I am convinced that the same kind of transformation that turned Saul from the persecutor to Paul the evangelist -- that turned Peter from the blustery fisherman who denied Jesus in the courtyard into the "rock" on which the church was founded -- changed Martha from a woman whining about needing help in the kitchen to a woman empowered to go out and ask for what she wanted. She goes directly to meet Jesus as he is coming into town -- and then confronts him in the road just outside the city: "If you had been here, my brother would not have died." What courage -- what chutzpah!
And then, in response to Jesus' question: "Do you believe?" we have her wonderful words of faithful affirmation, "Yes, Lord, I believe that you are the Christ, the Son of God, the One who is coming into the world." There you have it: The Confession of Saint Martha.
I think it bears noting that the same profession of faith that earned Peter an extra feast day in the liturgical calendar has not garnered Martha the same reward. It could be a case of gender bias in action -- or it could just be an honest oversight: with all the attendant drama over the raising of Lazarus from the dead I suppose one could be excused from overlooking the confession part of the story.
But I think another feast day for Martha is worth lobbying for. I believe her example is worth emulating. For I am convinced that the same kind of transformation that turned Saul from the persecutor to Paul the evangelist -- that turned Peter from the blustery fisherman who denied Jesus in the courtyard into the "rock" on which the church was founded -- changed Martha from a woman whining about needing help in the kitchen to a woman empowered to go out and ask for what she wanted.

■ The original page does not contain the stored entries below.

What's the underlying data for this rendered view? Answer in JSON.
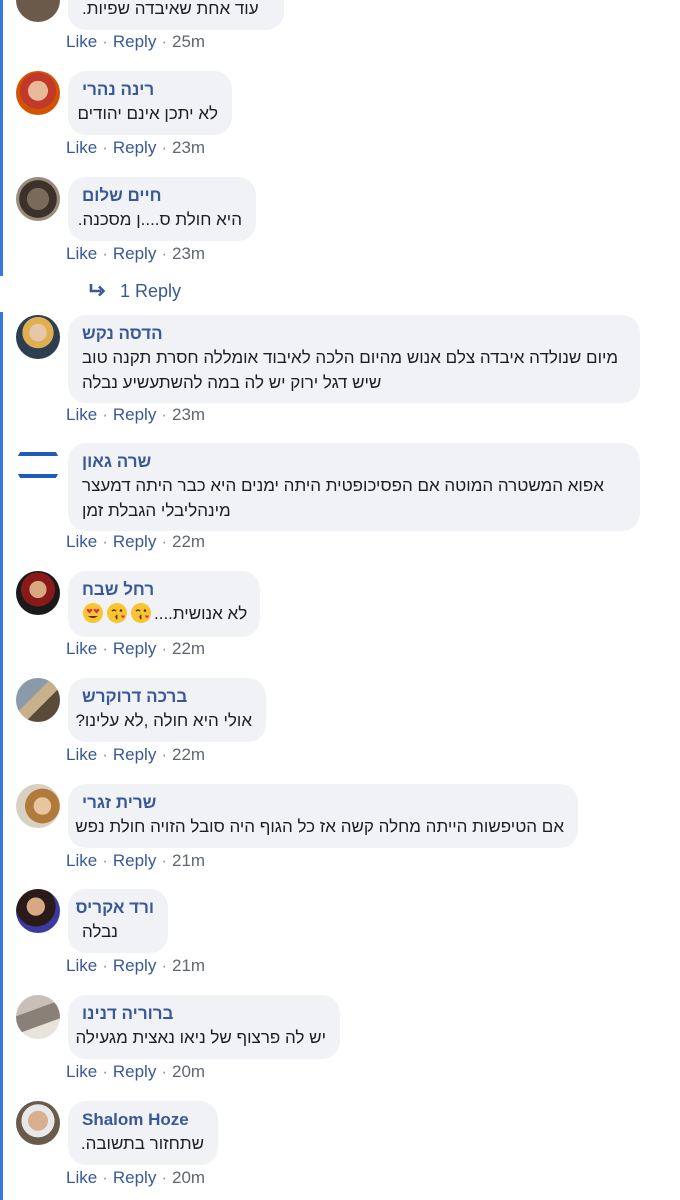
{
  "comments": [
    {
      "id": "c0",
      "author": "",
      "text": "עוד אחת שאיבדה שפיות.",
      "like": "Like",
      "reply": "Reply",
      "time": "25m"
    },
    {
      "id": "c1",
      "author": "רינה נהרי",
      "text": "לא יתכן אינם יהודים",
      "like": "Like",
      "reply": "Reply",
      "time": "23m"
    },
    {
      "id": "c2",
      "author": "חיים שלום",
      "text": "היא חולת ס....ן מסכנה.",
      "like": "Like",
      "reply": "Reply",
      "time": "23m"
    },
    {
      "id": "c3",
      "author": "הדסה נקש",
      "text": "מיום שנולדה איבדה צלם אנוש מהיום הלכה לאיבוד אומללה חסרת תקנה טוב שיש דגל ירוק יש לה במה להשתעשיע נבלה",
      "like": "Like",
      "reply": "Reply",
      "time": "23m"
    },
    {
      "id": "c4",
      "author": "שרה גאון",
      "text": "אפוא המשטרה המוטה אם הפסיכופטית היתה ימנים היא כבר היתה דמעצר מינהליבלי הגבלת זמן",
      "like": "Like",
      "reply": "Reply",
      "time": "22m"
    },
    {
      "id": "c5",
      "author": "רחל שבח",
      "text": "לא אנושית....",
      "emojis": [
        "heart-eyes",
        "kiss",
        "kiss"
      ],
      "like": "Like",
      "reply": "Reply",
      "time": "22m"
    },
    {
      "id": "c6",
      "author": "ברכה דרוקרש",
      "text": "אולי היא חולה ,לא עלינו?",
      "like": "Like",
      "reply": "Reply",
      "time": "22m"
    },
    {
      "id": "c7",
      "author": "שרית זגרי",
      "text": "אם הטיפשות הייתה מחלה קשה אז כל הגוף היה סובל הזויה חולת נפש",
      "like": "Like",
      "reply": "Reply",
      "time": "21m"
    },
    {
      "id": "c8",
      "author": "ורד אקריס",
      "text": "נבלה",
      "like": "Like",
      "reply": "Reply",
      "time": "21m"
    },
    {
      "id": "c9",
      "author": "ברוריה דנינו",
      "text": "יש לה פרצוף של ניאו נאצית מגעילה",
      "like": "Like",
      "reply": "Reply",
      "time": "20m"
    },
    {
      "id": "c10",
      "author": "Shalom Hoze",
      "text": "שתחזור בתשובה.",
      "like": "Like",
      "reply": "Reply",
      "time": "20m"
    }
  ],
  "replies_link": {
    "icon": "reply-arrow-icon",
    "label": "1 Reply"
  },
  "separator": "·",
  "colors": {
    "link": "#385898",
    "bubble": "#f0f2f5",
    "thread_line": "#3578e5",
    "meta": "#606770"
  }
}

That transformation is nothing less than the power of the Spirit of God calling each and every one of us to health -- to wholeness -- to realizing our full potential as children of God and to the life abundant which is our inheritance. It is a change that isn't about making us someone we're not but making us more authentically who we are. It is a change described best for me in a song I learned years ago at a women's retreat:
I will change your name.
You shall no longer be called
Wounded, Outcast, Lonely or Afraid
I will change your name.
Your new name shall be
Joyfulness. Confidence. Overcoming One.
Faithfulness. Friend of God.
One who seeks my face.
That's the life abundant God intends for each and every one of us: joyful in our work, confident in our gifts, secure in the love of the God who calls us to live not in the anxiety of earning approval but in the peace of knowing that we are both fully loved and fully known. And ready, like Martha, to march out on the dirt road outside of town (if we have to) in order to bring to Jesus' attention that which needs fixing, healing, raising -- in ourselves, in our families, in our church and in our world.
Walter Wink has written, "History belongs to the intercessors, who believe the future into being." Following Martha's example I might add to that, "And to the insisters who will settle for nothing less than a future that is about peace on earth and justice for all." And when we've finished with that, we can work on getting Martha her own day in Lesser Feasts and Fasts.